In May 2018, the businessman reportedly proposed to Mr. Levy to invest in developing a luxury tower with more than 30 floors in the richest area of ​​Mexico City. He then allegedly offered to pay $6.8 million for half the shares.

To confirm everything, Mr. Levy had received a copy of the promise to purchase the land and even an offer from a Mexican architectural firm.

So the mortgage broker teamed up with another investor, Avidan Grishkan, to raise the funds for the partnership.

In all, 22 transactions totaling $4.66 million were allegedly made over a year and a half to the Mexican bank account of a company headed by Mr. Halegwa Cohen, set up for this project.

During this period, Mr. Levy and Greshkan traveled to Mexico to visit the site, meet stakeholders and view a model of the project. They even formalized the partnership with a notary.


Only in March 2021 did Laurent Levy begin to have doubts about the project, when Mr. Halegwa-Cohen told him that there would be a delay in construction.

So Laurent Levy contacted a Mexican lawyer to check the condition of the land on which the tower was to be built. He would have learned “with astonishment” that it was owned by the Australian Embassy and that the seller's name appearing on the purchase promise did not exist, as alleged in the lawsuit.
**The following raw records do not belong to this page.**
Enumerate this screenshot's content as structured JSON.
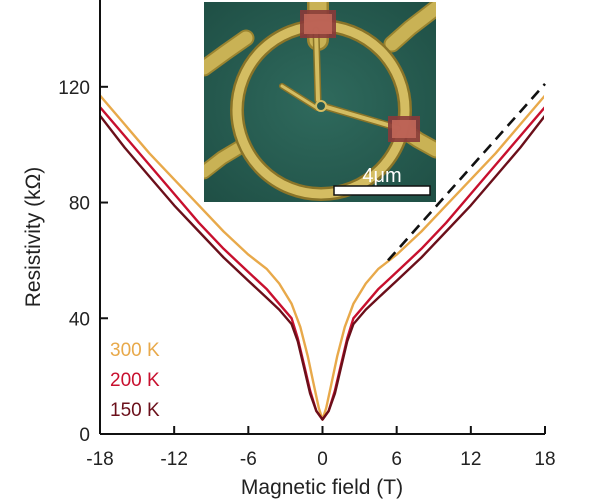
{
  "chart_data": {
    "type": "line",
    "title": "",
    "xlabel": "Magnetic field (T)",
    "ylabel": "Resistivity (kΩ)",
    "xlim": [
      -18,
      18
    ],
    "ylim": [
      0,
      150
    ],
    "xticks": [
      -18,
      -12,
      -6,
      0,
      6,
      12,
      18
    ],
    "yticks": [
      0,
      40,
      80,
      120
    ],
    "grid": false,
    "legend_position": "bottom-left",
    "series": [
      {
        "name": "300 K",
        "color": "#e8a94a",
        "x": [
          -18,
          -16,
          -14,
          -12,
          -10,
          -8,
          -6,
          -4.5,
          -3.5,
          -2.5,
          -1.8,
          -1.2,
          -0.7,
          -0.3,
          0,
          0.3,
          0.7,
          1.2,
          1.8,
          2.5,
          3.5,
          4.5,
          6,
          8,
          10,
          12,
          14,
          16,
          18
        ],
        "y": [
          117,
          107,
          97,
          88,
          79,
          70,
          62,
          57,
          52,
          45,
          37,
          27,
          17,
          9,
          5,
          9,
          17,
          27,
          37,
          45,
          52,
          57,
          62,
          70,
          79,
          88,
          97,
          107,
          117
        ]
      },
      {
        "name": "200 K",
        "color": "#c8102e",
        "x": [
          -18,
          -16,
          -14,
          -12,
          -10,
          -8,
          -6,
          -4.5,
          -3.5,
          -2.5,
          -2.0,
          -1.5,
          -1.0,
          -0.5,
          0,
          0.5,
          1.0,
          1.5,
          2.0,
          2.5,
          3.5,
          4.5,
          6,
          8,
          10,
          12,
          14,
          16,
          18
        ],
        "y": [
          113,
          103,
          93,
          83,
          73,
          64,
          56,
          50,
          45,
          40,
          33,
          24,
          15,
          8,
          5,
          8,
          15,
          24,
          33,
          40,
          45,
          50,
          56,
          64,
          73,
          83,
          93,
          103,
          113
        ]
      },
      {
        "name": "150 K",
        "color": "#6b0f1a",
        "x": [
          -18,
          -16,
          -14,
          -12,
          -10,
          -8,
          -6,
          -4.5,
          -3.5,
          -2.5,
          -2.0,
          -1.5,
          -1.0,
          -0.5,
          0,
          0.5,
          1.0,
          1.5,
          2.0,
          2.5,
          3.5,
          4.5,
          6,
          8,
          10,
          12,
          14,
          16,
          18
        ],
        "y": [
          110,
          99,
          89,
          79,
          70,
          61,
          53,
          47,
          43,
          38,
          32,
          23,
          14,
          8,
          5,
          8,
          14,
          23,
          32,
          38,
          43,
          47,
          53,
          61,
          70,
          79,
          89,
          99,
          110
        ]
      }
    ],
    "annotations": [
      {
        "type": "dashed-line",
        "name": "linear guide",
        "x": [
          5.3,
          18
        ],
        "y": [
          60,
          121
        ]
      }
    ],
    "inset": {
      "description": "micrograph",
      "scale_bar_label": "4μm"
    }
  }
}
What's worse is that the Mexican notary who prepared the document will not have the right to act because he may have already been involved in fraud in the past.
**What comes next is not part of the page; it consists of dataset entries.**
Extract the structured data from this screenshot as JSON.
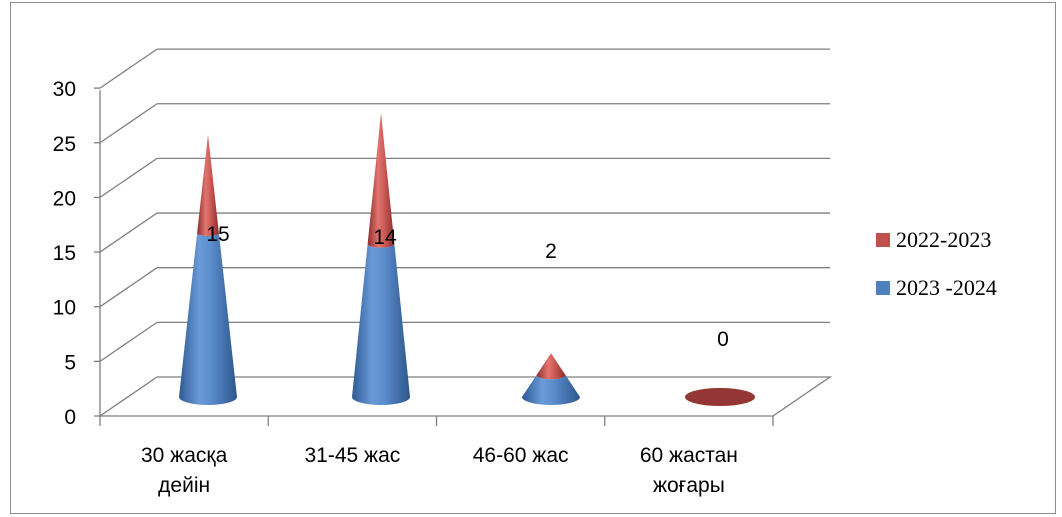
{
  "chart_data": {
    "type": "bar",
    "shape": "cone-3d",
    "categories": [
      "30 жасқа|дейін",
      "31-45 жас",
      "46-60 жас",
      "60 жастан|жоғары"
    ],
    "series": [
      {
        "name": "2023 -2024",
        "values": [
          15,
          14,
          2,
          0
        ],
        "color": "#4f81bd"
      },
      {
        "name": "2022-2023",
        "values": [
          9,
          12,
          2,
          0
        ],
        "color": "#c0504d"
      }
    ],
    "data_labels": [
      "15",
      "14",
      "2",
      "0"
    ],
    "yticks": [
      "0",
      "5",
      "10",
      "15",
      "20",
      "25",
      "30"
    ],
    "ylim": [
      0,
      30
    ],
    "grid": true,
    "legend": "right",
    "legend_entries": [
      {
        "label": "2022-2023",
        "color": "#c0504d"
      },
      {
        "label": "2023 -2024",
        "color": "#4f81bd"
      }
    ]
  }
}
Today, Laurent Levy and Avidan Grishkan are trying to find money to invest in the real estate project. They could only get $113,000, “whatever was left available”, according to a letter from Mr Halegwa-Cohen submitted into evidence.

So two Montrealers went after him in order to recover the missing millions. They are also seeking $500,000 in punitive damages and $150,000 in statutory damages.

Mr Halegwa-Cohen was denied permission this week to take legal action in Mexico, where he now resides.

The latter has already had problems with the law in the past. The company he heads, Méga Byte Information, was fined $450,000 in 2017 as part of a wide-ranging operation against deceptive telemarketers. Mr. Halegwa Cohen was also a defendant in this case, but he obtained a stay of proceedings due to unreasonable delays.